In qualifying this time around, Spain had a rough start, first drawing with Greece before losing to Sweden in the fourth round. In the end, Spain finished first, four points ahead of Sweden, with Greece, Georgia, and Kosovo far behind. In Nations League this year, they beat Portugal, Switzerland, and the Czech Republic to qualify for the Finals.
How do they play?
In a world where style and tactics are losing national identity rapidly, Spain still possesses something unique. It’s not the tiki-taka of 2010, but for most of the La Roja, it still seems they are born with the ball at their feet. Only Germany had more of the ball in qualifying, but no one passed more than Spain and although they enjoy playing it short, Spain had the most accurate long passes in the world.

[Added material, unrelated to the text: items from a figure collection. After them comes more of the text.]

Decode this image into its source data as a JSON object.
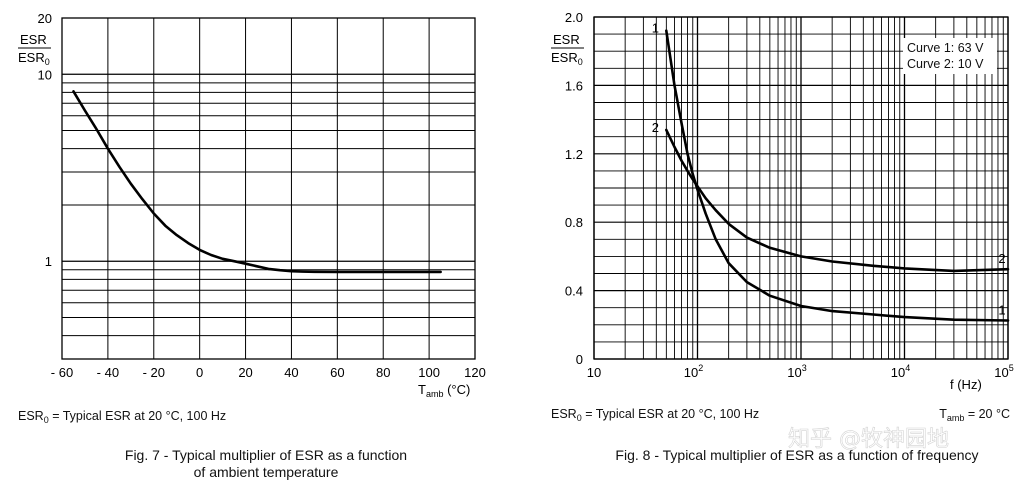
{
  "chart_data": [
    {
      "type": "line",
      "title": "",
      "caption_line1": "Fig. 7 - Typical multiplier of ESR as a function",
      "caption_line2": "of ambient temperature",
      "ylabel_num": "ESR",
      "ylabel_den": "ESR",
      "ylabel_den_sub": "0",
      "xlabel_main": "T",
      "xlabel_sub": "amb",
      "xlabel_unit": " (°C)",
      "yscale": "log",
      "ylim": [
        0.3,
        20
      ],
      "xlim": [
        -60,
        120
      ],
      "xticks": [
        "- 60",
        "- 40",
        "- 20",
        "0",
        "20",
        "40",
        "60",
        "80",
        "100",
        "120"
      ],
      "yticks": [
        "20",
        "10",
        "1"
      ],
      "grid": true,
      "note_main": "ESR",
      "note_sub": "0",
      "note_rest": " = Typical ESR at 20 °C, 100 Hz",
      "series": [
        {
          "x": [
            -55,
            -50,
            -45,
            -40,
            -35,
            -30,
            -25,
            -20,
            -15,
            -10,
            -5,
            0,
            5,
            10,
            15,
            20,
            25,
            30,
            35,
            40,
            45,
            50,
            60,
            70,
            80,
            90,
            100,
            105
          ],
          "y": [
            8.1,
            6.4,
            5.1,
            4.0,
            3.2,
            2.6,
            2.15,
            1.8,
            1.55,
            1.38,
            1.25,
            1.15,
            1.08,
            1.03,
            1.0,
            0.97,
            0.94,
            0.91,
            0.895,
            0.885,
            0.88,
            0.878,
            0.877,
            0.877,
            0.877,
            0.877,
            0.877,
            0.877
          ]
        }
      ]
    },
    {
      "type": "line",
      "title": "",
      "caption": "Fig. 8 - Typical multiplier of ESR as a function of frequency",
      "ylabel_num": "ESR",
      "ylabel_den": "ESR",
      "ylabel_den_sub": "0",
      "xlabel": "f (Hz)",
      "xscale": "log",
      "ylim": [
        0,
        2.0
      ],
      "xlim": [
        10,
        100000
      ],
      "yticks": [
        "0",
        "0.4",
        "0.8",
        "1.2",
        "1.6",
        "2.0"
      ],
      "xtick_base": "10",
      "xtick_first": "10",
      "xtick_exponents": [
        "2",
        "3",
        "4",
        "5"
      ],
      "grid": true,
      "legend_position": "top-right",
      "legend": [
        "Curve 1: 63 V",
        "Curve 2: 10 V"
      ],
      "note_main": "ESR",
      "note_sub": "0",
      "note_rest": " = Typical ESR at 20 °C, 100 Hz",
      "cond_main": "T",
      "cond_sub": "amb",
      "cond_rest": " = 20 °C",
      "series": [
        {
          "label": "1",
          "x": [
            50,
            60,
            70,
            80,
            90,
            100,
            120,
            150,
            200,
            300,
            500,
            1000,
            2000,
            5000,
            10000,
            30000,
            100000
          ],
          "y": [
            1.92,
            1.6,
            1.38,
            1.2,
            1.08,
            0.99,
            0.85,
            0.7,
            0.56,
            0.45,
            0.37,
            0.31,
            0.28,
            0.26,
            0.245,
            0.23,
            0.225
          ]
        },
        {
          "label": "2",
          "x": [
            50,
            60,
            70,
            80,
            90,
            100,
            120,
            150,
            200,
            300,
            500,
            1000,
            2000,
            5000,
            10000,
            30000,
            100000
          ],
          "y": [
            1.34,
            1.24,
            1.16,
            1.1,
            1.05,
            1.01,
            0.94,
            0.87,
            0.79,
            0.71,
            0.65,
            0.6,
            0.57,
            0.545,
            0.53,
            0.515,
            0.525
          ]
        }
      ]
    }
  ],
  "watermark": "知乎 @牧神园地"
}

Unlike the 2010 team, this Spain also crosses a lot, but it is found lacking when it comes to meaningful goal-scoring chances. For all the passing and crossing, they have few touches in the penalty area and don’t shoot much, with the Netherlands having close to twice as many shots. Spain scored just 1.77 goals per 90 minutes, ranking between Hungary and Switzerland.
Why they can win?
Spain is still great at patrolling games, holding the ball while waiting for the opponent’s mistake. They have young stars coming through, with Barcelona’s fabled La Masia producing another generation of gems with Gavi, Pedri, and Ansu Fati leading the way. They are young, but also fearless. And they don’t concede much, having good balance throughout the squad.
Why they can lose?
The scoring touch is not there. It used to be David Villa and Fernando Torres up front, with Andres Iniesta conjuring up magic. Now, 30-year-old Alvaro Morata is likely to lead the line, and although he is fantastic on his day, those come far and few between. He is prone to missing big chances.
The leading stars
Of the old guard, only Sergio Busquets and Jordi Alba remain, and their know-how is vital for winning. Head coach Luis Enrique might have better options on the pitch, but it remains to be seen who of the young guns will star. Off the pitch, there is no question.
The fresh faces
This will be the first World Cup for many bright young men. Spain arguably has the best talent, and if you haven’t seen them yet, put an eye on Gavi and Pedri pulling the strings in the middle. Pedri will celebrate his 20th birthday in Qatar but already stunned the world at the Euros, while 18-year-old Gavi will debut at a major tournament.